Pentagon Circulates Software ‘Do Not Buy’ List

The US Department of Defence has begun circulating a “do not buy” list of software it considers to have Russian and Chinese connections, in the country’s latest tightening of restrictions on foreign tech influence.

The Chinese and Russian governments have called previous US restrictions on companies such as Russian security software firm Kaspersky Lab and Chinese telecoms equipment makers Huawei and ZTE examples of US protectionism.

The list is designed to highlight software that doesn’t meet national security standards, said Pentagon acquisition chief Ellen Lord.

She told news website Defense One that the list indicates software considered to have Russian or Chinese provenance, something that might not be evident because of the use of holding companies.

Supply chain danger

Ever more complex supply chains have resulted in malware making its way into software or even being built into the firmware that drives hardware products.

But the Pentagon’s concerns are more specifically that foreign powers could insert spy code into government systems.

Lord said the Pentagon would work with the three major military trade associations, the Aerospace industries Association, the National Defense Industrial Association and the Professional Services Council, to alert contractors about the suspect software as part of what she called a large-scale “education process”.

In a separate report released by the National Counterintelligence and Security Centre last week, the government identified other ways foreign governments could spy on Americans via technology, highlighting, for instance, large-scale Chinese investment in US artificial intelligence start-ups.

The report also highlights concerns around US companies that have allowed Russian and Chinese government agencies to review their source code, potentially allowing them to spot vulnerabilities that could be used to attack US systems.

Infiltration

Last year Reuters reported that IBM, Cisco, SAP and HPE had allowed the FSB, Russia’s intelligence agency, to examine their source code in order to be allowed to sell to Russian government bodies.

HPE allowed the FSB to examine the source code for ArcSight, a cybersecurity product widely integrated into US military systems, Reuters said.

While the Pentagon has said there is no specific rule barring government agencies from buying software that has been examined by other governments, the report is part of a broader effort to lock down US military systems, Lord said.

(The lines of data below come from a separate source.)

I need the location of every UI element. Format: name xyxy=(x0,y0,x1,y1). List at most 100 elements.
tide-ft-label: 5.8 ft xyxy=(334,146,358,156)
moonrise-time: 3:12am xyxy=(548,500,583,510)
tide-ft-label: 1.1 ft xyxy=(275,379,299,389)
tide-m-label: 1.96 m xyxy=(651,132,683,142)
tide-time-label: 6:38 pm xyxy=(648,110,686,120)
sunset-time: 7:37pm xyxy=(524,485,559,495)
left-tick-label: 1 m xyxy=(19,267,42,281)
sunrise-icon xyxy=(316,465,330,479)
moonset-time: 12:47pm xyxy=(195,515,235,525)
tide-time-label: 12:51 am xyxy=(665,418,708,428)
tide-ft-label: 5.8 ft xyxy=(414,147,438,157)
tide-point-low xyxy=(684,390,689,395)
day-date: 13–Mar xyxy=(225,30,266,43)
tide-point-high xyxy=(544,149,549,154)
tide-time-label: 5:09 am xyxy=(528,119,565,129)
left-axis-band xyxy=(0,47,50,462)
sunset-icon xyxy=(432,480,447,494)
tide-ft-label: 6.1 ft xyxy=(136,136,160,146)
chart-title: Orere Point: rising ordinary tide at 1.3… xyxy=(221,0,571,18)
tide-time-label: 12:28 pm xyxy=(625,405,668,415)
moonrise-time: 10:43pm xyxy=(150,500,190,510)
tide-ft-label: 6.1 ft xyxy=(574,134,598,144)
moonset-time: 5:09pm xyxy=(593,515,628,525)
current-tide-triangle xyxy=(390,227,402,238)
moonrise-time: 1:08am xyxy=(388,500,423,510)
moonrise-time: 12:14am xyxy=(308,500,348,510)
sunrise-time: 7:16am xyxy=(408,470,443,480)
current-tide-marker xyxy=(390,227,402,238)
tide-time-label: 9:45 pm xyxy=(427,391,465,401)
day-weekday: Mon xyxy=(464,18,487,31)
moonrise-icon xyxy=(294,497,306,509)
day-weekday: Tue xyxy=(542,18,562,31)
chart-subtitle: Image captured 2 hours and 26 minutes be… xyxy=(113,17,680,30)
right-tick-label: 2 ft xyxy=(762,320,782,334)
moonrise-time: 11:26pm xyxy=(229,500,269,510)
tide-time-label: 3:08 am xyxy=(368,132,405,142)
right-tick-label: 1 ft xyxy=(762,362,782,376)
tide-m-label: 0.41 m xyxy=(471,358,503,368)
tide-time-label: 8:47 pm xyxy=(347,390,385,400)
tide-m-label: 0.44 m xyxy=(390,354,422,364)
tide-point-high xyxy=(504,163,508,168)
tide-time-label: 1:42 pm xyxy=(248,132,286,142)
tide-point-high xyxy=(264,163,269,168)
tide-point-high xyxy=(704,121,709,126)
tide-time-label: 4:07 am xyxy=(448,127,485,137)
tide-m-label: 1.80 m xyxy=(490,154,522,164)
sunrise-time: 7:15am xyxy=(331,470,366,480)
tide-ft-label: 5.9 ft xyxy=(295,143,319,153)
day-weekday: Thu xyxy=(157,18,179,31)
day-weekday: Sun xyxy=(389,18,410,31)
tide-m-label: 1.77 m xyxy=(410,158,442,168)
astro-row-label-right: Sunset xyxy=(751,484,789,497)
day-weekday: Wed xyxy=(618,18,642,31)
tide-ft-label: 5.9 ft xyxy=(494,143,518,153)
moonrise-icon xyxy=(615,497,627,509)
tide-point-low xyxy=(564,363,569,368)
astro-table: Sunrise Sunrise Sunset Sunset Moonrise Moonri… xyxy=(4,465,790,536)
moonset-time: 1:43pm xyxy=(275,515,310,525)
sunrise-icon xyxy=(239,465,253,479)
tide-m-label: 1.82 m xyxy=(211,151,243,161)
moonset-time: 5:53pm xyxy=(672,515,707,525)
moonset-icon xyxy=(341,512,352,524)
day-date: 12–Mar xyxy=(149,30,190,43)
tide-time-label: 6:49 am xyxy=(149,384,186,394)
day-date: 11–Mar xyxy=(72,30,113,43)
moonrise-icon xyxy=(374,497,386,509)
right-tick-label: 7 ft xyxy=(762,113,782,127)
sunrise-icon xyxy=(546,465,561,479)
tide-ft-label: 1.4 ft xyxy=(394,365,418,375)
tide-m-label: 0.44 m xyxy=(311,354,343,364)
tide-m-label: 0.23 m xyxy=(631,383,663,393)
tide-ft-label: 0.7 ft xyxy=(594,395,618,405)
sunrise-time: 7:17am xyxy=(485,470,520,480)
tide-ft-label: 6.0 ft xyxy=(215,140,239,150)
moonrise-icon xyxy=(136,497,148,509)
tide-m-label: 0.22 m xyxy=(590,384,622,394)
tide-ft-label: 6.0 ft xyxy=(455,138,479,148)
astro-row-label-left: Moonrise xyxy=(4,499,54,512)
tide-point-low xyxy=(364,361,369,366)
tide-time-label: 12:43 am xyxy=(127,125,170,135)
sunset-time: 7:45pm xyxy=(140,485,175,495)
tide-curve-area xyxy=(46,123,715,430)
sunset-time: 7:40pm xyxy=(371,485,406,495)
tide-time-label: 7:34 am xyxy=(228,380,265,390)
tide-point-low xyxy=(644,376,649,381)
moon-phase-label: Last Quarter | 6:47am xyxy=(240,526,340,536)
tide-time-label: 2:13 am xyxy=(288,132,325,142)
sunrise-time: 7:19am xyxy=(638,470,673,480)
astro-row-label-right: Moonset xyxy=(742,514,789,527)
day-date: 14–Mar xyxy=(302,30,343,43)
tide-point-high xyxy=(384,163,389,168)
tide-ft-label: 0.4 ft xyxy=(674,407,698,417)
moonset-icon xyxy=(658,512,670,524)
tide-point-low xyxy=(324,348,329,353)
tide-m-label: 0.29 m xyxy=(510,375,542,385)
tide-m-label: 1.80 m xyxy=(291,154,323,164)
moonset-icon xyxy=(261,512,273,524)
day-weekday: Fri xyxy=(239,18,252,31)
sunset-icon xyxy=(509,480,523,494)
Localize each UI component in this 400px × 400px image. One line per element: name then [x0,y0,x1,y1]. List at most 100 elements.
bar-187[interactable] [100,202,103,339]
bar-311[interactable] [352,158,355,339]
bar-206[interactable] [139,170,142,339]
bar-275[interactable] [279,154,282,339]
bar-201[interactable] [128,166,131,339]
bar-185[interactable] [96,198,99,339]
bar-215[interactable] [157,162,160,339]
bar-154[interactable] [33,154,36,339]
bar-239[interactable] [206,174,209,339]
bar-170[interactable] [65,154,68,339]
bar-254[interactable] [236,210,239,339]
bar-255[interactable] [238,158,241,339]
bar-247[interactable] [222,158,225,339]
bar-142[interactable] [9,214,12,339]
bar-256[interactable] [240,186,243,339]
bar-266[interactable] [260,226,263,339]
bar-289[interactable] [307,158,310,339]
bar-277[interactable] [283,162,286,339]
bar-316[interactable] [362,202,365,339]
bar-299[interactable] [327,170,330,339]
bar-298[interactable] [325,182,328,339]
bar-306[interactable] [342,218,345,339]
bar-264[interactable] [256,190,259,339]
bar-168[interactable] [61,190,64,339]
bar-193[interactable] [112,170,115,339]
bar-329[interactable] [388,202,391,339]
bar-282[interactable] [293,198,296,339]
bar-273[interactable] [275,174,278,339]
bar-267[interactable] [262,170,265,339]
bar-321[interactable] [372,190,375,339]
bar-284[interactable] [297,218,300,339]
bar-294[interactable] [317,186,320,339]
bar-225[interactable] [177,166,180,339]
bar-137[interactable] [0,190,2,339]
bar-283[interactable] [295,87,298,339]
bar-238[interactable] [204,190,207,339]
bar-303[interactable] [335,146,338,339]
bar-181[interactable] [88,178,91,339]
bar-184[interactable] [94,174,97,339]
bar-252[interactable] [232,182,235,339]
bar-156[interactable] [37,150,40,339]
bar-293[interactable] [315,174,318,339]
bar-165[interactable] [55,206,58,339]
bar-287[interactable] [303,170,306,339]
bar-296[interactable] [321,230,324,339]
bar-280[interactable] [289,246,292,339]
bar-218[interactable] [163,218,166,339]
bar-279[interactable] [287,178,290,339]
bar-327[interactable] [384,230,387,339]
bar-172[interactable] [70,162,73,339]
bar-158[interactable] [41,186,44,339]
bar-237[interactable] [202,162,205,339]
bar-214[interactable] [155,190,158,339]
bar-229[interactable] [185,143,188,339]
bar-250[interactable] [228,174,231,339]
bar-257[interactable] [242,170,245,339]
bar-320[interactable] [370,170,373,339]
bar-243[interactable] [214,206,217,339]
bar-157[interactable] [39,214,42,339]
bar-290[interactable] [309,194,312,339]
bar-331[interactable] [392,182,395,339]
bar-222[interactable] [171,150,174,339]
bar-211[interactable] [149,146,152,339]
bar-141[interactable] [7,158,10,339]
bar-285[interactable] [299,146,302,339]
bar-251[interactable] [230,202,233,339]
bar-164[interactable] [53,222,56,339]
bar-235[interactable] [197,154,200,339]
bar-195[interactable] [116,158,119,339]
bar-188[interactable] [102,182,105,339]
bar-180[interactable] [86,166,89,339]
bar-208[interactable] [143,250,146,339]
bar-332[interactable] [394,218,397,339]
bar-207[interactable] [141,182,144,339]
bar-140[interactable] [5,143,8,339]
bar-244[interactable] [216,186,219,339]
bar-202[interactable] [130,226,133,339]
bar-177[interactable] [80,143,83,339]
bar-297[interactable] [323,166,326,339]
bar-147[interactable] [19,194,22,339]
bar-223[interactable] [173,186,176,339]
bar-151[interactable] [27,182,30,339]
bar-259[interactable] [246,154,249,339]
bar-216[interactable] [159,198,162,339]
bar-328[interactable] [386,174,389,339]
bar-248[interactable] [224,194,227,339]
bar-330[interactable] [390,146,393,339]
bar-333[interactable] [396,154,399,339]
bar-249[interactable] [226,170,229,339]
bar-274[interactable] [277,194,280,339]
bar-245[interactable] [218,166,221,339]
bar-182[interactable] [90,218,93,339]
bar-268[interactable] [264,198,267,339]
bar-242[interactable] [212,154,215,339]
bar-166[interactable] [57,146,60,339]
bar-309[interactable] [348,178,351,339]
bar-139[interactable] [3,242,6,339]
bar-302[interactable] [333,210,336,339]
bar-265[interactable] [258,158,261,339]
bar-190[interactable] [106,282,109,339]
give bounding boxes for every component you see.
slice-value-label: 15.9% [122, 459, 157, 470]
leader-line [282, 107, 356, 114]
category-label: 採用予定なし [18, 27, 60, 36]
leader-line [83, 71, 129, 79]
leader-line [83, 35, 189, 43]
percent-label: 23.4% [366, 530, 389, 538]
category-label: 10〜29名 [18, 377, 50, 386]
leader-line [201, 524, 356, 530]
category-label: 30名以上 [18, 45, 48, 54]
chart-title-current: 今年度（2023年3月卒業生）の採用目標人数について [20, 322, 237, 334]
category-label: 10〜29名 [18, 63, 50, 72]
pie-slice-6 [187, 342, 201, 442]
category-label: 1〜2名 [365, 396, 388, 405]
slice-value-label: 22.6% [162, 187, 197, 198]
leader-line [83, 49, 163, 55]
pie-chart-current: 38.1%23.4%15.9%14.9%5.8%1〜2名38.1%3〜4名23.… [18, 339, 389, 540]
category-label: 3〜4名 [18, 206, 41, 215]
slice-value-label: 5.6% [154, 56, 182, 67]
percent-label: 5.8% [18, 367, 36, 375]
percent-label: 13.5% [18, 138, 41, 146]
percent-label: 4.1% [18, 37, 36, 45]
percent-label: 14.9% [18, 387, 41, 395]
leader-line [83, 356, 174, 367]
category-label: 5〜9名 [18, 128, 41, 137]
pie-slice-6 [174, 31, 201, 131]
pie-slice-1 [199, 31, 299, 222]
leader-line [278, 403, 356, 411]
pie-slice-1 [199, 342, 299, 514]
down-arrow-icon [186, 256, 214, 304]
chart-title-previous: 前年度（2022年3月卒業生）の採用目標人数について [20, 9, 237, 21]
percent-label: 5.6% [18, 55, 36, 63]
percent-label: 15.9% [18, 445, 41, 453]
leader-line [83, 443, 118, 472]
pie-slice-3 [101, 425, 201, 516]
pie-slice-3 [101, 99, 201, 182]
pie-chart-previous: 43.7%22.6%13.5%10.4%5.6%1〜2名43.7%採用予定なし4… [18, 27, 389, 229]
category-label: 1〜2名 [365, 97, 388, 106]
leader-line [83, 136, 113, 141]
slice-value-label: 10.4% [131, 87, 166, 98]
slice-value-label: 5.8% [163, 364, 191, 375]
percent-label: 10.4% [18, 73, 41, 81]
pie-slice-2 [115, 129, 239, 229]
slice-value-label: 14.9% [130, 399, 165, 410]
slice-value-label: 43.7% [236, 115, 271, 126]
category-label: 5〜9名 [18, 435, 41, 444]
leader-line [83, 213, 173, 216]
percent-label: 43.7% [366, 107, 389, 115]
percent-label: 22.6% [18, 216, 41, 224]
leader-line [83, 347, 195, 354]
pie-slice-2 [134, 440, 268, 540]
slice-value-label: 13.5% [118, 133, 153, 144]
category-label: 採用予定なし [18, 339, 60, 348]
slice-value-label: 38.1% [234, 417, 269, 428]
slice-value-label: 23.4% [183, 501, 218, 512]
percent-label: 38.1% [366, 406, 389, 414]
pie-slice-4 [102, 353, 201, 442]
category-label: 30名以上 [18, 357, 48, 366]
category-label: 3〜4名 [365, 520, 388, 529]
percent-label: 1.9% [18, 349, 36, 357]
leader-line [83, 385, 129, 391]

Those ongoing efforts are about “making sure we have secure systems overall for our data and information”, she said.

Earlier this year GCHQ’s National Cyber Security Centre (NCSC) advised against the broader use of equipment from ZTE in UK networks due to difficulties with monitoring the large existing deployments of Huawei gear.

This month the government said that due to long-term weaknesses in Huawei’s industrial processes it could provide “only limited assurance” that any national security threats from Huawei’s kit were being successfully mitigated.

China and Russia have both also expressed concerns about their countries’ use of tech from abroad, but while China has developed large-scale local industries to provide elements such as software and microprocessors, Russia has had less success at promoting domestic products.